= Business Asset Disposal Relief =

In the United Kingdom, entrepreneurs selling their business (technically "qualifying assets") can claim Business Asset Disposal Relief. This is a lifetime allowance of £1 million of gain that will be subject to Capital Gains Tax (CGT) at a reduced rate of 10%.

== Description ==
To be eligible, a shareholder must have a 5% or more shareholding, and have been involved for 2 years or more with a company as an employee or director. Capital distributions from a limited company can occur as a result of a member's voluntary liquidation, and resulting profits are subject to CGT. Return of share capital following a resolution at the AGM is not classed as capital gains.

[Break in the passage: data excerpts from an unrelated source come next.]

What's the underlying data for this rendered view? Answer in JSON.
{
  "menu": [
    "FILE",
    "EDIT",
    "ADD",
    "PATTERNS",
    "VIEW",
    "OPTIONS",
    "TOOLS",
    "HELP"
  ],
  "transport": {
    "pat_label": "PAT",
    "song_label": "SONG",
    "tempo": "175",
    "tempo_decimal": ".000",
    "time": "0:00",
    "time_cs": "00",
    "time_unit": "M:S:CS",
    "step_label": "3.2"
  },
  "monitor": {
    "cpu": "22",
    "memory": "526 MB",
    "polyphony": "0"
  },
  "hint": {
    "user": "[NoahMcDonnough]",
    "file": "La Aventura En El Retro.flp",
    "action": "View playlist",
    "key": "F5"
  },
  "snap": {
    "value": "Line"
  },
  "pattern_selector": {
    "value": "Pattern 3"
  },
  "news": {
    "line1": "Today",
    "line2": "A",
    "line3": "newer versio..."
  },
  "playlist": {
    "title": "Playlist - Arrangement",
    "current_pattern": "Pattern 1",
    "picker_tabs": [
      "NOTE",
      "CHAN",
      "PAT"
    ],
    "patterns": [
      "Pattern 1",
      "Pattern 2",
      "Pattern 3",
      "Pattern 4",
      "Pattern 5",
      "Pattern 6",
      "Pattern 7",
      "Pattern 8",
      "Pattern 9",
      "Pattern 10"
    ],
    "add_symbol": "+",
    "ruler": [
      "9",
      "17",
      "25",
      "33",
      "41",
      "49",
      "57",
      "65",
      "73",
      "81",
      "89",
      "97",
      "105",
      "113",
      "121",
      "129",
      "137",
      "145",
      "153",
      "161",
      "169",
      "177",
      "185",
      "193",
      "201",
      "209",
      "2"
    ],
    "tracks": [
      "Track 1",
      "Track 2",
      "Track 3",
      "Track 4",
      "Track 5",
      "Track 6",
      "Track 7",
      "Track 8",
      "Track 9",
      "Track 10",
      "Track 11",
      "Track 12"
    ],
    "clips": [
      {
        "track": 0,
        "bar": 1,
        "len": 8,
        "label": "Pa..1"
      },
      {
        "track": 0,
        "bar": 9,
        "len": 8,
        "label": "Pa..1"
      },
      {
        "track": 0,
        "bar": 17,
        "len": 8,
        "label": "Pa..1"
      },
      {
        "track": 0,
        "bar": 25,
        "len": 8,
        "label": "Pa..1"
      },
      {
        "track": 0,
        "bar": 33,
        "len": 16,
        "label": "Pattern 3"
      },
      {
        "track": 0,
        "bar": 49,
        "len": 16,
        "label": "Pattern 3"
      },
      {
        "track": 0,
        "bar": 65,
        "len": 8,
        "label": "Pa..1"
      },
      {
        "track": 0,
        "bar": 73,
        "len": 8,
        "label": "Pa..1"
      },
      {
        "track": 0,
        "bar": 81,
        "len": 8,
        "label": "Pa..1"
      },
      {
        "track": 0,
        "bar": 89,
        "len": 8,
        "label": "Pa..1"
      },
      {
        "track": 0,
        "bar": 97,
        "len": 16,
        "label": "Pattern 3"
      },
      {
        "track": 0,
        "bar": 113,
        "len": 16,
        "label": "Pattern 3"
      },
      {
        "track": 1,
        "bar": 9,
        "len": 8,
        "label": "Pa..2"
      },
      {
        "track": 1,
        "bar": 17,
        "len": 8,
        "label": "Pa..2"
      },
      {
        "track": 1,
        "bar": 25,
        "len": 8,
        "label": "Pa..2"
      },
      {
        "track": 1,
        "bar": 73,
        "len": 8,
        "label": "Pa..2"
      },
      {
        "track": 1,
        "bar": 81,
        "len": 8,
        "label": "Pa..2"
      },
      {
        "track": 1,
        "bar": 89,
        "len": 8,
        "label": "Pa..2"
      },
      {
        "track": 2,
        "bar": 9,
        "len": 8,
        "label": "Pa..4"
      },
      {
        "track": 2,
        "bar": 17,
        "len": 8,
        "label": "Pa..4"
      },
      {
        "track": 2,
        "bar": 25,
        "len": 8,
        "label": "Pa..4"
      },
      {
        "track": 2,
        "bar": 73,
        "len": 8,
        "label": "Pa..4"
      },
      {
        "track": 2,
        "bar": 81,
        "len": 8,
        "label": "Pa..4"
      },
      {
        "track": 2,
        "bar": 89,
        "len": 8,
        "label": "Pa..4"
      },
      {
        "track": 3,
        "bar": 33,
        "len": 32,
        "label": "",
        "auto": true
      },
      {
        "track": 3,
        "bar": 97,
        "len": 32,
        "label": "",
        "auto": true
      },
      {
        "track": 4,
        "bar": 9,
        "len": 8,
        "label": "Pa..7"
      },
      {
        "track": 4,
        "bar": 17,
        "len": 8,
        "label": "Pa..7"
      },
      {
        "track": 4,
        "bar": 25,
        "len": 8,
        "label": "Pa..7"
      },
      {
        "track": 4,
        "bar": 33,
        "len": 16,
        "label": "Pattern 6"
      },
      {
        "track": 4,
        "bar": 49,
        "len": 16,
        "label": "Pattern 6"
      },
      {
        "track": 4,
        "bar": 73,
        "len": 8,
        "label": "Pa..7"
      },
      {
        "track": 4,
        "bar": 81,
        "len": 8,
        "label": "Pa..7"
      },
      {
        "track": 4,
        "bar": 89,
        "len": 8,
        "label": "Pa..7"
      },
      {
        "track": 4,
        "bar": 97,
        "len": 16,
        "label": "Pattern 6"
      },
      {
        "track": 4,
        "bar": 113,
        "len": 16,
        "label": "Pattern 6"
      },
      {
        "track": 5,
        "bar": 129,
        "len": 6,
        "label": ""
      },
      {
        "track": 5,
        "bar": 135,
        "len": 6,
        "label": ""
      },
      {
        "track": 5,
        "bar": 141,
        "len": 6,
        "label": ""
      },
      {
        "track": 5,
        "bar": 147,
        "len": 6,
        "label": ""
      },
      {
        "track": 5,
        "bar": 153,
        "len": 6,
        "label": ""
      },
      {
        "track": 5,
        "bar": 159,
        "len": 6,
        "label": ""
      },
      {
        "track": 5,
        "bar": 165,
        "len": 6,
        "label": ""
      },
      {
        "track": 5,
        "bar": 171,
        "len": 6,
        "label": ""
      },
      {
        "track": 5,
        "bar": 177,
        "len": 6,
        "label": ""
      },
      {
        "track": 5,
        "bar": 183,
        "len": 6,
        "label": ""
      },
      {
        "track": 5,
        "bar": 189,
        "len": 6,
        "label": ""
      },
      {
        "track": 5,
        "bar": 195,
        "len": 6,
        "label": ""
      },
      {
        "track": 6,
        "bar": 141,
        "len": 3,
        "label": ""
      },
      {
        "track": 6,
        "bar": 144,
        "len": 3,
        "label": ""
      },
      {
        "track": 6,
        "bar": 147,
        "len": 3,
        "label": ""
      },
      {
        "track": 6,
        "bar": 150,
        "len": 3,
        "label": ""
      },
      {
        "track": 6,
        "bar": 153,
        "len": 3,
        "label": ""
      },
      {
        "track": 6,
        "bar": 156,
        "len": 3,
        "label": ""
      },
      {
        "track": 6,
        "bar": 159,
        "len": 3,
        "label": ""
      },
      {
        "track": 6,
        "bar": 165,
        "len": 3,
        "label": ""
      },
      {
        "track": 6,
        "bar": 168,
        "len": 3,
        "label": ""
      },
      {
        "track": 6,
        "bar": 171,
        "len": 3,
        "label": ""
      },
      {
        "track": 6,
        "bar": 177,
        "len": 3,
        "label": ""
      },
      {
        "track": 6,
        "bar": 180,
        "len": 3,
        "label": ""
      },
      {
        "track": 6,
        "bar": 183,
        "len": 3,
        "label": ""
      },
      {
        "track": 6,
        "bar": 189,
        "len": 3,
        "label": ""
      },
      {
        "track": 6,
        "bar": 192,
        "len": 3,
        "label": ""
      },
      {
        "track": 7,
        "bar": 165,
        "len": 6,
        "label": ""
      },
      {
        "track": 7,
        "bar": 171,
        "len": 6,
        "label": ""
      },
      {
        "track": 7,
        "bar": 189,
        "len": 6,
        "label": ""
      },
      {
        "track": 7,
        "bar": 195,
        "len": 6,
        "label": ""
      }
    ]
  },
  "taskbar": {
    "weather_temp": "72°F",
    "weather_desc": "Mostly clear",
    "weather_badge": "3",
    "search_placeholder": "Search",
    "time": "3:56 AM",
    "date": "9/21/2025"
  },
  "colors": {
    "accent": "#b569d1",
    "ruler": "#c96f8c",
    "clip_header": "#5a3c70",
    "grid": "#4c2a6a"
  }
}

The measure was introduced as Entrepreneur's Relief in April 2008, and renamed to Business Asset Disposal Relief in April 2020.

The lifetime limit on qualifying gains was raised to £2 million in the March 2010 budget, and then to £5 million three months later by the new Conservative/Liberal coalition government. In the March 2011 budget it was raised again to £10m. In the March 2020 budget, the lifetime allowance was reduced to £1m.

== Criticism ==
In the opinion of the Resolution Foundation entrepreneurs' relief is expensive, regressive and ineffective. Scrapping the tax relief, they argued in 2018, could generate £2.7 billion that could be spent on the public sector. However, that figure supposes that the relief scheme has zero effect in encouraging entrepreneurship and that individuals who had worked hard to create wealth would not look to reduce their tax bills. The Resolution Foundation maintains this tax break is enough to give £100 per year to every household in the country if it is abolished. Roughly 52,000 individuals benefited from the tax break in 2015–16, but the chief financial gain was for a few people, with about 6,000 claiming over £1m each. The overall cost of the tax relief over a decade was roughly £22bn though its effectiveness has not been seriously evaluated. Most entrepreneurs who claim the tax break say they did not know about it when they started their company, the foundation maintains.

== Investor's Relief ==
The 2016 Budget introduced Investor's Relief, which extends the relief to external investors in unlisted trading companies: they can benefit from a 10% CGT rate on disposal of their shares, subject to a minimum holding period of three years and a lifetime gains limit of £10 million. The relief was intended to improve unlisted companies' access to capital, but a 2020 report by the Office of Tax Simplification found it had seen little use and recommended its abolition.